Writing the abstract of a thesis or dissertation is probably one of the most enjoyable aspects of the entire work. However, you’re probably not sure what to write in this section if you’re reading this.
Luckily, you have come to the right post. We’ll cover how to write a scientific abstract and all the questions in between.
The abstract is largely similar to the introductory chapter of your paper, but it covers the entire body of your work. Also, writing a scientific abstract for your work differs from other fields hence, you’ll need some peculiar tips, which we’ll discuss shortly.
What is an abstract for a dissertation or thesis?
The abstract in a dissertation or thesis is a concise but adequately structured summary that provides the most important ideas of your research. The abstract, albeit one paragraph, is usually about 300-500 words long on a page. However, its volume requirements can vary between institutions.
Generally, an abstract succinctly states the purpose of the academic paper without exploring its findings. In contrast, a dissertation abstract often covers both, summarizing the entire project.
Writing a dissertation abstract: the key elements
Learning how to write a thesis abstract requires some subtle but valuable points. Typically, the best dissertation abstracts encompass the following ideas.
- The research purpose: what it’s about and its significance
- The methodology: various processes involved in conducting the research
- The key research findings
- And the consequences of these findings
Let’s talk about the research’s purpose. A dissertation abstract has two primary duties. First, they should show potential readers the main idea and make the work easily identifiable and accessible to users.
Your readers should effortlessly understand the main aim of your dissertation without having to read the entire paper. It should focus on communicating the findings of your research and how they came about in the first place. The abstract should typically help your readers decide whether or not to read your paper.
The abstract should also point them toward your research by using keywords and phrases. These phrases can be used to search for your dissertations and make them easily discoverable on the web.
How to write a dissertation abstract
Earlier, we gave the four vital elements of your research that your abstract should cover. These four elements control the structure of your dissertation and impact how you write your dissertation abstract.
Below are the steps to writing a good dissertation abstract.
1. Examine the value and purpose of your research
You have to start by briefly examining the value and purpose of your research. You do this by describing why you chose the research topic in the first place and its importance in your field. Next, your research questions and aims are briefly stated, with their importance alongside them.
In the opening paragraph, you’ll need to reel in your audience and get them interested in your project.
2. Give a summary of your methodology
In this abstract section, you need to discuss the process of answering your research questions quickly. It expresses the research design and methodology you employed during the research. It would be best if you gave brief descriptions of your:
- Research methods: (qualitative, quantitative, or mixed approach)
- Your research sample
- Source of data
- And analysis processes
3. Present your key findings
Subsequently, you need to highlight the main results of your work and use data to back it up. Although there’s often a temptation to be detailed here, avoid it.
Your primary focus should be on brevity and clarity.
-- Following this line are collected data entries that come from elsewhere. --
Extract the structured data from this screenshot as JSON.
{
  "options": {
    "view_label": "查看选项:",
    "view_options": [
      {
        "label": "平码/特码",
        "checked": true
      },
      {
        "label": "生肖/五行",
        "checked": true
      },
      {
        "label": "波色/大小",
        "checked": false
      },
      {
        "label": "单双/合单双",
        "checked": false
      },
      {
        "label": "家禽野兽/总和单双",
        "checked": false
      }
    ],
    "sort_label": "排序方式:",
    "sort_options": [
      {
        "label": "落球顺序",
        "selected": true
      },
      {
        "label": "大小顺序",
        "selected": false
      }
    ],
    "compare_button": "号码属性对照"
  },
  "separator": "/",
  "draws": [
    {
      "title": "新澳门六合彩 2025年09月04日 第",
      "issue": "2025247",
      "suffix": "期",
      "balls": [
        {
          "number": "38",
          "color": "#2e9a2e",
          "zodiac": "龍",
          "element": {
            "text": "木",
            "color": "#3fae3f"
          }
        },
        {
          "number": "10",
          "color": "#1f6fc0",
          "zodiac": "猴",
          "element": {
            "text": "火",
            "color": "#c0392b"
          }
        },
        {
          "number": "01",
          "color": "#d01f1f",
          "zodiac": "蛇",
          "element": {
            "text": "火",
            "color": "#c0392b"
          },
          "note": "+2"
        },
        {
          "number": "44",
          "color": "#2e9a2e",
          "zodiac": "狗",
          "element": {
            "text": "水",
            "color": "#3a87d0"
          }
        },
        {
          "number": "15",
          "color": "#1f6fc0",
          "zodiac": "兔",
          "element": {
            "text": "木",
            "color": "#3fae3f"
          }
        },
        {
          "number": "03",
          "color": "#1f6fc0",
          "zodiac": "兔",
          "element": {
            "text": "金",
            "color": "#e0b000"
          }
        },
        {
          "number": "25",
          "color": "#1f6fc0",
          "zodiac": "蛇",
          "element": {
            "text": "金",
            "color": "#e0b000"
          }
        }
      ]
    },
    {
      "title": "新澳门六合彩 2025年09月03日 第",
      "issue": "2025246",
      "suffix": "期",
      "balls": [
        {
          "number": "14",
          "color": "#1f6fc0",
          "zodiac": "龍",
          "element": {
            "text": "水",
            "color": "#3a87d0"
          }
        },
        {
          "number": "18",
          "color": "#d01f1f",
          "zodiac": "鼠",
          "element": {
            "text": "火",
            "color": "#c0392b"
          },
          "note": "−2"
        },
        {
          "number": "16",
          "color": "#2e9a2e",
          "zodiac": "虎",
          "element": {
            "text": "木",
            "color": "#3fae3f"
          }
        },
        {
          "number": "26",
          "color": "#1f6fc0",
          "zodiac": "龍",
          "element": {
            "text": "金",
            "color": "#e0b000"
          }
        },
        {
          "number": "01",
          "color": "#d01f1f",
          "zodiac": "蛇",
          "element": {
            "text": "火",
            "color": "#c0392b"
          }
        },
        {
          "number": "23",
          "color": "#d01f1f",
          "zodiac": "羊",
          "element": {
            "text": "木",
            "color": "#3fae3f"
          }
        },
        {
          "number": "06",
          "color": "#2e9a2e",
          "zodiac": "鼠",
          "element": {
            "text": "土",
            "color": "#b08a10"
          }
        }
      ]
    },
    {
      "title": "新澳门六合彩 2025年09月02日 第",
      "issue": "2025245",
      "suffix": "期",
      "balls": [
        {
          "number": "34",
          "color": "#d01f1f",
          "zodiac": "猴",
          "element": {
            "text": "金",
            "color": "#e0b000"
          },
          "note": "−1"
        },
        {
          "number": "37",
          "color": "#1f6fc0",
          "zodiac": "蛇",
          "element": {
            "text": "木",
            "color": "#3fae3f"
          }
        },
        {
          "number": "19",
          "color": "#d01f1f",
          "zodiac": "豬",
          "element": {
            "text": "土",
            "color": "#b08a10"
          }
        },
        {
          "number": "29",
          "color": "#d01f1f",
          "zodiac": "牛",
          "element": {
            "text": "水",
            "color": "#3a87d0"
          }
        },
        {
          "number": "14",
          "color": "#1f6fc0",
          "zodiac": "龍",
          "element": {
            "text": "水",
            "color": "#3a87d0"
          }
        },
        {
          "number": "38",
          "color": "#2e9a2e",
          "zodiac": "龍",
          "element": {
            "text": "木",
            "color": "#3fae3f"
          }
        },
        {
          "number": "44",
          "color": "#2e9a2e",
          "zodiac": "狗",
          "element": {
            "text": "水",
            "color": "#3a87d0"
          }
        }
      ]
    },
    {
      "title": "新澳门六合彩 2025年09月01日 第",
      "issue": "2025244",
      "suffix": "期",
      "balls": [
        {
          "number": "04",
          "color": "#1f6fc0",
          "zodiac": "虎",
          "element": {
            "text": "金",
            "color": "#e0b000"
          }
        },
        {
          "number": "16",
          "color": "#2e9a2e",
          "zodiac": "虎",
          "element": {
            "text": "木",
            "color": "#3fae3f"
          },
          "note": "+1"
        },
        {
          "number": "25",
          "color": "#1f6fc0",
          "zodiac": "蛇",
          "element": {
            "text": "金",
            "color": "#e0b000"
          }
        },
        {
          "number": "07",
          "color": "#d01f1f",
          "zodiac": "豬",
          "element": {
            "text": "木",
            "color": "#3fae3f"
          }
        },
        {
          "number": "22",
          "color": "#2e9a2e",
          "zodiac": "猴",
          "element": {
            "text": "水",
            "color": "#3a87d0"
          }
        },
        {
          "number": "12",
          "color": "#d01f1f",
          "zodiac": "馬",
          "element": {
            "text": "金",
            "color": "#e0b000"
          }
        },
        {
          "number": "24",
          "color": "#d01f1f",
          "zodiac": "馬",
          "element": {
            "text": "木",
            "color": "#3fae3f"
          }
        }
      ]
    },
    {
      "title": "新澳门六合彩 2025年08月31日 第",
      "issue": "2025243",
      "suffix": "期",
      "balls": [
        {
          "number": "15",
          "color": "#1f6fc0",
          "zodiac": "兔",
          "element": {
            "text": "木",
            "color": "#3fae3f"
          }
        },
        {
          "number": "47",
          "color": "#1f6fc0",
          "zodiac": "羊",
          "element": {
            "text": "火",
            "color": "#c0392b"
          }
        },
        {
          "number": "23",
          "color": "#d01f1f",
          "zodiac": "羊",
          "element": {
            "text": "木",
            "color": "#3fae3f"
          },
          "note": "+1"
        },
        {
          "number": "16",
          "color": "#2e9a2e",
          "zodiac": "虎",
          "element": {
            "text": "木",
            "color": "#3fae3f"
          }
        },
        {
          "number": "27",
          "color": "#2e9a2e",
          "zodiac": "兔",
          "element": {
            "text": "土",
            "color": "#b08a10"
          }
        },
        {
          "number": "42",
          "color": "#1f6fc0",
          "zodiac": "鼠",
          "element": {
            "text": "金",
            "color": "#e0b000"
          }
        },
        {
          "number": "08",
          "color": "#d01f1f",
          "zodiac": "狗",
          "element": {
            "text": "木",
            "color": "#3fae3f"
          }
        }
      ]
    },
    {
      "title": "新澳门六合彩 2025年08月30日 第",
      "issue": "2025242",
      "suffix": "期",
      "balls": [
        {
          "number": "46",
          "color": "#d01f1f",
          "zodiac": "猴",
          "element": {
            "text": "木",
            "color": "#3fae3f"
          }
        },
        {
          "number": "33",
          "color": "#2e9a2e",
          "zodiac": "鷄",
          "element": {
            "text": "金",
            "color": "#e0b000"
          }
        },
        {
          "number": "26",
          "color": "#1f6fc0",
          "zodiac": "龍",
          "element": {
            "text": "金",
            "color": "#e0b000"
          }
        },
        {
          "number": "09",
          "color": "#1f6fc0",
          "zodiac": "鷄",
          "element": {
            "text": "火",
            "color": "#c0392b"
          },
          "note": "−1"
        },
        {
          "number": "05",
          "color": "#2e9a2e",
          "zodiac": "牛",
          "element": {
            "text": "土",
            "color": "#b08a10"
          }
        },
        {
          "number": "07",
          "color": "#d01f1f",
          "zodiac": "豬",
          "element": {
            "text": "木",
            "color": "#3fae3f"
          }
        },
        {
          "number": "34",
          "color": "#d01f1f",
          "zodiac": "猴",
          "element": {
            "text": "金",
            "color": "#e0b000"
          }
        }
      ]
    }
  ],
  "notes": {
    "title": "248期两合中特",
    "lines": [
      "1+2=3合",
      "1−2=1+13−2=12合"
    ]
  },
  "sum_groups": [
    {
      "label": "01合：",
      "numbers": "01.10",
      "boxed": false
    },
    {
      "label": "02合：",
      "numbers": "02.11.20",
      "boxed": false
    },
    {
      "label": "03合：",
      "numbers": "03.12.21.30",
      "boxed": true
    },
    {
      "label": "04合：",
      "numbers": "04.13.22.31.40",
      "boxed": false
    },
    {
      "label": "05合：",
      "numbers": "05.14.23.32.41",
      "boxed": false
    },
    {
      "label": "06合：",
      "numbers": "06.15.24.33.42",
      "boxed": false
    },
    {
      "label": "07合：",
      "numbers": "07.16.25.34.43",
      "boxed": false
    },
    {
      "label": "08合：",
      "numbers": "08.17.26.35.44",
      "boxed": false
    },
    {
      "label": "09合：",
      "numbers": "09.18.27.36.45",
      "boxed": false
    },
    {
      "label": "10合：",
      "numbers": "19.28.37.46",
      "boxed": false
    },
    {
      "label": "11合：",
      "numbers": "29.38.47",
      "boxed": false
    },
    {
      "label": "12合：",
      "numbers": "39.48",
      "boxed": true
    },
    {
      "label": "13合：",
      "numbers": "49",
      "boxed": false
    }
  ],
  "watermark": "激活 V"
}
4. Provide the implications of your research
This takes care of the “so what?” question of your research. In this conclusive section of your abstract, you should address the effects of your research results on your study field. You should state if your findings support existing research or break new grounds.
If you’re still in doubt after these steps, examine any sample dissertation abstract online or get some thesis abstract examples from your institution’s library.
Writing a dissertation or thesis abstract can be easy when you understand the critical areas of your research. Remember to answer important questions and keep general brevity in your explanations. An abstract is only one page long, so you must apply extensive summaries.